Orexin May Be Target for Alzheimer’s Prevention
A protein that stimulates the brain to awaken from sleep may be a target for preventing Alzheimer’s disease, a study by researchers at Washington University School of Medicine in St Louis suggests.
In recent years, scientists at Washington University have established links between sleep problems and Alzheimer’s. For example, they have shown in people and in mice that sleep loss contributes to the growth of brain plaques characteristic of Alzheimer’s, and increases the risk of dementia.
The new research, in mice, demonstrates that eliminating that protein—called orexin—made mice sleep for longer periods of time and strongly slowed the production of brain plaques.
“This indicates we should be looking hard at orexin as a potential target for preventing Alzheimer’s disease,” says senior author David M. Holtzman, MD, head of the Department of Neurology, in a release. “Blocking orexin to increase sleep in patients with sleep abnormalities, or perhaps even to improve sleep efficiency in healthy people, may be a way to reduce the risk of Alzheimer’s. This is important to explore further.”
The research appears November 24 in The Journal of Experimental Medicine.
Brain plaques, which are mostly made of a protein called amyloid beta, accumulate in the brain before the onset of Alzheimer’s symptoms such as memory loss, personality changes, and disorientation. These plaques continue to collect as the disease progresses. Scientists think that slowing or stopping this buildup could slow or stop the disease.

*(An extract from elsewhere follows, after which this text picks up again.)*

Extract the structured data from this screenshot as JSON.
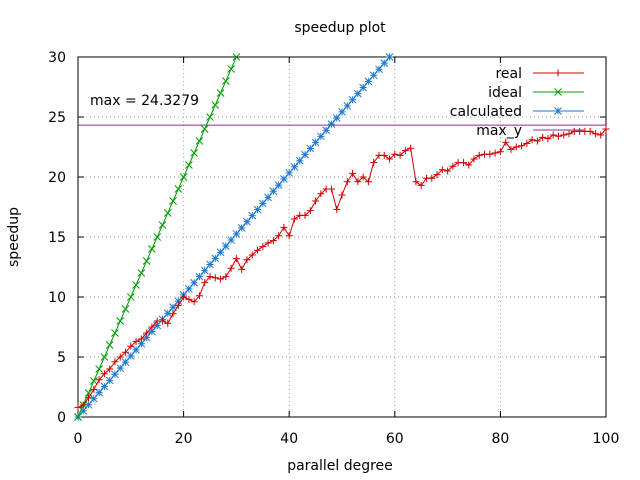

In the current study, the researchers worked with mice genetically engineered to develop a buildup of amyloid in the brain, which is characteristic of Alzheimer’s disease. When the researchers bred these mice with mice lacking the gene for orexin, their offspring slept longer and developed only half as many Alzheimer’s plaques, compared with the mice that had the orexin protein.
Orexin is made by cells in the brain’s hypothalamus that stimulate wakefulness.
“These cells have branches that carry orexin throughout the brain, and the protein acts like a switch,” says Holtzman, the Andrew B. and Gretchen P. Jones Professor of Neurology. “If you stimulate orexin production in sleeping mice, they wake up immediately.”
Low orexin levels are associated with narcolepsy, a condition marked by excessive sleepiness and frequent daytime sleeping spells. The mice with no orexin typically slept an extra hour or more during the 12-hour period when mice with orexin became more active.
When scientists reversed the experiment and artificially increased orexin levels throughout the brain, the mice stayed awake longer and developed more Alzheimer’s-like plaques.
But if the researchers changed orexin levels only in part of the brain—a change that did not affect the amount of time mice slept—plaque levels were unaffected.
“The fact that orexin can only affect plaques when it also affects sleep means we will have to think carefully about how to target it for Alzheimer’s prevention,” Holtzman says. “But the declines in plaque levels that we saw in the mice were very strong, so we’re still very interested in exploring its potential for reducing risk.”
He and his colleagues, including first author Jee Hoon Roh, MD, PhD, currently are studying the effects of sleep medications on amyloid beta production and plaque accumulation. The FDA recently approved Belsomra, the first sleep medication that affects orexin, and the researchers hope to assess it or similar drugs in the future.